Now this one is trickier - in particular you need to distinguish between result queue empty and all threads completing their first loop.
std::vector<T> sharedResult;
int threadsBusy;
size_t resultIndex = 0;
#pragma omp parallel
{
#pragma omp single
threadsBusy = omp_num_threads();
std::vector<T> result;
#pragma omp for nowait
for(int i=0; i<n; i++){
//fill result
}
#pragma omp critical
{
sharedResult.insert(sharedResult.end(), result.begin(), result.end());
threadsBusy--;
}
do {
bool hasResult, allThreadsDone;
// We need a copy here as the vector may be resized
// and elements may become invalid by insertion
T myResult;
#pragma omp critical
{
if (resultIndex < sharedResult.size()) {
resultIndex++;
hasResult = true;
myResult = sharedResult[myResult];
} else {
hasResult = false;
}
allThreadsDone = threadsBusy == 0;
}
if (hasResult) {
foo(myResult);
} else {
if (allThreadsDone) {
break;
}
// If we just continue here, we will spin on the mutex
// Unfortunately there are no condition variables in OpenMP
// So instead we go for a quick nap as a compromise
// Feel free to tune this accordingly
std::this_thread::sleep_for(10ms);
}
} while (true);
}
Note: Usually I test the code I post here, but I couldn't due to the lack of a complete example.
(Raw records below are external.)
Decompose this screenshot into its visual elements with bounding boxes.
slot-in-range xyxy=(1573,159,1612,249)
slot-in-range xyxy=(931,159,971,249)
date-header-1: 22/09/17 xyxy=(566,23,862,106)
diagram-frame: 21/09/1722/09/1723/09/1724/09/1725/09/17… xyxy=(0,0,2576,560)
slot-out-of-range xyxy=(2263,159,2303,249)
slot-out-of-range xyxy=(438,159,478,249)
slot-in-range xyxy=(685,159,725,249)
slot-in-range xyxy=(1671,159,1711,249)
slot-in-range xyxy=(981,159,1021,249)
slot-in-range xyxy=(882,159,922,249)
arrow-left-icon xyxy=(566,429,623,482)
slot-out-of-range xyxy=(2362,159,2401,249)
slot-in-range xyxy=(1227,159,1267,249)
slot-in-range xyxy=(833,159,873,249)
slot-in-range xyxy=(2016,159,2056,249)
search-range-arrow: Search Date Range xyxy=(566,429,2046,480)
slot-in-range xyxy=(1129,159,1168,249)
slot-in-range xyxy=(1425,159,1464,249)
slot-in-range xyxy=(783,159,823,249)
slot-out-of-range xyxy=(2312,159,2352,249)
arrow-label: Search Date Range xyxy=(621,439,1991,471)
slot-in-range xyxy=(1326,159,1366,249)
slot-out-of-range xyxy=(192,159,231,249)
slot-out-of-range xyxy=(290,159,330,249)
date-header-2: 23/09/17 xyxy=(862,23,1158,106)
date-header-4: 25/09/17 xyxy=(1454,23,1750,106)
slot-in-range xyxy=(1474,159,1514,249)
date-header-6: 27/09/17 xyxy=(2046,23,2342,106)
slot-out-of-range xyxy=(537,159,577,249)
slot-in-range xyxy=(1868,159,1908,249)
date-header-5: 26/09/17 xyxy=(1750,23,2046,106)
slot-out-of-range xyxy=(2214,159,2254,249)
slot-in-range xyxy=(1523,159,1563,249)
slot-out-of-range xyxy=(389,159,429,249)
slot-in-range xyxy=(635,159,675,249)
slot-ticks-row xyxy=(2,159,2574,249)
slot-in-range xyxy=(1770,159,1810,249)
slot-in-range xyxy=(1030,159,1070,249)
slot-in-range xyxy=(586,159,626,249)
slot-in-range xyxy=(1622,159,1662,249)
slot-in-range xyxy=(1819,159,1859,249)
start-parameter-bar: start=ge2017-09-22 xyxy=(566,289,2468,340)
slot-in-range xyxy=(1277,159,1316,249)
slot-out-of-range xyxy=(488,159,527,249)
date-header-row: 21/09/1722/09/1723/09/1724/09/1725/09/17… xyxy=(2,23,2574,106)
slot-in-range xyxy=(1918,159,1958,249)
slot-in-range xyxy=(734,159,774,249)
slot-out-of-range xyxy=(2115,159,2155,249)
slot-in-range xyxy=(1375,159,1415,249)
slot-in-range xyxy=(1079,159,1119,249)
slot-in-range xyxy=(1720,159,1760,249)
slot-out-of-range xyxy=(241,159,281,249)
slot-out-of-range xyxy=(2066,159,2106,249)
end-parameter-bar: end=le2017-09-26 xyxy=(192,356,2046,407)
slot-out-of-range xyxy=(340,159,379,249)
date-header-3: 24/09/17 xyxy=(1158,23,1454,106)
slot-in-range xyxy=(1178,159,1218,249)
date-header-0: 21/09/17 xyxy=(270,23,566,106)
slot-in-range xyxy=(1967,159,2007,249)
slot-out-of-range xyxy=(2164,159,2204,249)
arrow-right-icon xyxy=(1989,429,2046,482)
Finally, you could run parallel for loops multiple times for those results that are already done. However that has a number of issues. First, each worksharing region must be encountered by all threads even by the ones that complete the first one late. So you would have to keep track of the loops you run. Also the loop bound needs to be the same for each thread - and you must only read sharedResult.size()
in a critical section. So you have to read that beforehand to a shared variable by one thread in a critical section, but wait with all threads until it is properly read. Further you would have to use dynamic scheduling, otherwise it you would likely use static scheduling and you will wait on the threads that complete last anyway. You edited example does neither of these things. I wouldn't take it for granted that a for nowait schedule(dynamic)
can complete before all threads in a team enter it (but it works with libgomp). All things considered, I wouldn't really go there.